Segundo a secretária Ivanna Tomasi, o modelo foi estruturado para tornar a política mais eficiente e acessível. “São soluções diferentes para públicos diferentes, o que torna a política habitacional mais justa”, destacou.
Como funciona o Floripa Para Todos
O programa é dividido em três eixos principais:
- Habitação de Baixa Renda: voltada a famílias com renda de até três salários mínimos, que não conseguem acesso ao financiamento. O município atua diretamente com políticas públicas para viabilizar a moradia.
- Habitação de Mercado Popular: atende famílias com renda entre três e seis salários mínimos.
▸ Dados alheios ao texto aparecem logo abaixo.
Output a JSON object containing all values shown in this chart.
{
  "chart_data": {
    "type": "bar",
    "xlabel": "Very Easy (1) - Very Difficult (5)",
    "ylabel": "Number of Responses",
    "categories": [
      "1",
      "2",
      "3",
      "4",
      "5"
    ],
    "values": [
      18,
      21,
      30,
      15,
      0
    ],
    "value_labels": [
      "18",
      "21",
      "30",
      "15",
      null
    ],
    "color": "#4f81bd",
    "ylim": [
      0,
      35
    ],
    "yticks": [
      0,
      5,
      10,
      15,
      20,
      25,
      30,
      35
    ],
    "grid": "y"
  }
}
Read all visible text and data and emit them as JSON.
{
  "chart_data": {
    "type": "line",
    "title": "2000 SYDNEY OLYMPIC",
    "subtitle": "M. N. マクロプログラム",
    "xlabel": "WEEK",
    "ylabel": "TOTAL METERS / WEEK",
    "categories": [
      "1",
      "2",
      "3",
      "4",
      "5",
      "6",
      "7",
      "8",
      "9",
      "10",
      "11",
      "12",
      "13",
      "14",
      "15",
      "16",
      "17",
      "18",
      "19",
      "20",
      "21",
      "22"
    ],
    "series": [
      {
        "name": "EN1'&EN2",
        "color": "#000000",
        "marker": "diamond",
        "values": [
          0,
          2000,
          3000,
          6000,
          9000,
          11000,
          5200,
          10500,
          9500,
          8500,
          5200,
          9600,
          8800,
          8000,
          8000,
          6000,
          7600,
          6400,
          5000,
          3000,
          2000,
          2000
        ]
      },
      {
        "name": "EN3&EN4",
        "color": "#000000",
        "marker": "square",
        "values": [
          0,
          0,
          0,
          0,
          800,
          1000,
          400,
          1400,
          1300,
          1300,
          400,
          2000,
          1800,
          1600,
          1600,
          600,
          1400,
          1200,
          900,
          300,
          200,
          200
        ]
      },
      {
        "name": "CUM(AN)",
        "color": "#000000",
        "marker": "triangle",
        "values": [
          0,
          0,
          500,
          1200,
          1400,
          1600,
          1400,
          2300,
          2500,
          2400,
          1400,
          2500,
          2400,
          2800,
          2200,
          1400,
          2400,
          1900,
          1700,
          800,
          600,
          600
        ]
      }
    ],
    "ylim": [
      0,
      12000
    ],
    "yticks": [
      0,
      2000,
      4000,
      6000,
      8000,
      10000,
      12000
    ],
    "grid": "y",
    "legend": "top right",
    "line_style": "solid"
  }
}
Nesse caso, a Prefeitura pode doar terrenos, que funcionam como entrada no financiamento, reduzindo o valor inicial.
- Habitação de Mercado: destinada a famílias com renda entre seis e dez salários mínimos, com condições facilitadas e incentivos previstos no Plano Diretor.
Critérios e seleção
Para participar, é necessário ter mais de 18 anos ou ser emancipado, morar em Florianópolis há pelo menos cinco anos, estar dentro da faixa de renda exigida, não possuir imóvel e não ter sido beneficiado anteriormente.
A seleção ocorre por meio de pontuação, considerando fatores como tempo de residência, composição familiar, presença de idosos, crianças ou pessoas com deficiência, além de situações de vulnerabilidade, como doenças crônicas ou moradia em áreas de risco.
Também há prioridade para mulheres chefes de família, vítimas de violência e pessoas em situação de rua, além de reserva de unidades para públicos específicos.
Obras e prazos
Os primeiros empreendimentos já estão em construção, com entregas previstas até o fim de 2026. Entre eles, estão os conjuntos habitacionais do Alto da Caieira, no Maciço do Morro da Cruz, que devem atender cerca de 180 famílias.
A expectativa é de ampliação do programa a partir de 2027, com aumento no número de obras em diferentes regiões da cidade.
Como se inscrever
O cadastro habitacional deve ser feito exclusivamente pela internet, por meio do site oficial do programa. É por meio desse sistema que a Prefeitura identifica o perfil das famílias e direciona o atendimento.
Os interessados devem preencher os dados corretamente e mantê-los atualizados, especialmente telefone e endereço, para garantir a participação no processo.